The issue is both impurities and introduced dirt in the methanol. These fuel cell generators work by passing methane through a platinum/palladium catalyzing grill that is exceptionally fine. These are laser-cut, nano-scale holes. This grill strips the hydrogen off the methane, reducing it to water and CO2.
As you can imagine, because the grill is made of two of the rarest commodity metals, it's very expensive to replace. Every particle in solution that isn't methanol can potentially permanently block these grill holes. The life of the unit is defined by the life of this grill, which is why they won't warranty damage caused by dirty fuel.
The problem is so severe that a about a gram of disolved salt will destroy a small grill.
It's this exotic grill constraint that makes the whole fuel cell proposition enormously expensive. Fuel cells really only make sense with natural gas fuels that by their nature won't contain particulate impurities that damage the catalyzing grill.
The process MAC explained is electrolysis--the separation of water into oxygen and hydrogen by means of a direct electrical current. It's similar but not the same as a catalytic fuel cell reaction. It's not used for power generation because it takes more power to separate the water into its constituent elements than burning them back together provides. It is used as a means to generate hydrogen in the laboratory when necessary because it's easy, but it will never be a source of power generation. Hydrocarbons contain far more hydrogen, so catalyzing them crosses the thermodynamic threshold and they become valuable fuels.

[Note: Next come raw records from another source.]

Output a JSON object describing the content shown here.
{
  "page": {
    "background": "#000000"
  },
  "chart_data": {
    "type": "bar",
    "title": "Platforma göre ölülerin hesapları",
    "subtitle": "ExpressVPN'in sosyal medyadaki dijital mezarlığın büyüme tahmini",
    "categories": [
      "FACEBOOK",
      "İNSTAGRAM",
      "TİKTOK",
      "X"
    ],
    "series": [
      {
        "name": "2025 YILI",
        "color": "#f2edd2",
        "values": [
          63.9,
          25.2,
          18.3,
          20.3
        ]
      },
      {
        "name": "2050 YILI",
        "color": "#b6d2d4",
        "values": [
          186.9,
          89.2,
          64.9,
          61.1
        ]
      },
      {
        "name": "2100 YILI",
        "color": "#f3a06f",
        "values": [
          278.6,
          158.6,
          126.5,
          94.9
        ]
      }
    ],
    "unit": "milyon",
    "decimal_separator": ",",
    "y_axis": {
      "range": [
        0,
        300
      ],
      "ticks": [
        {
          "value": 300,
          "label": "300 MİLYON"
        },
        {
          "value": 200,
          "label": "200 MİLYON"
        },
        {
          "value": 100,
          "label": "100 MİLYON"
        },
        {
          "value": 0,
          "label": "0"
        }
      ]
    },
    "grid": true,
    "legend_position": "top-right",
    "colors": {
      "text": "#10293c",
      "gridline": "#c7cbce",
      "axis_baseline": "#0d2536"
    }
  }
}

Hydrogen peroxide (H2O2), a close chemical relative of water, is so reactive (because of the extra oxygen) that it will combust violently in the presence of a number of catalyzing metals including platinum and even silver. But peroxide is expensive stuff because it has to be chemically produced and doesn't occur naturally (because it's so reactive that any formed naturally has already reacted with something).
It's always going to be hard to find sources of power cheaper than fuels that seep out of the ground ready to burn. Since cost is a function of difficult, there will never, ever be a cheaper fuel source than natural gas except sunlight, which falls upon us for free in even greater abundance. Fuels that are better in other ways, sure. Cheaper? No.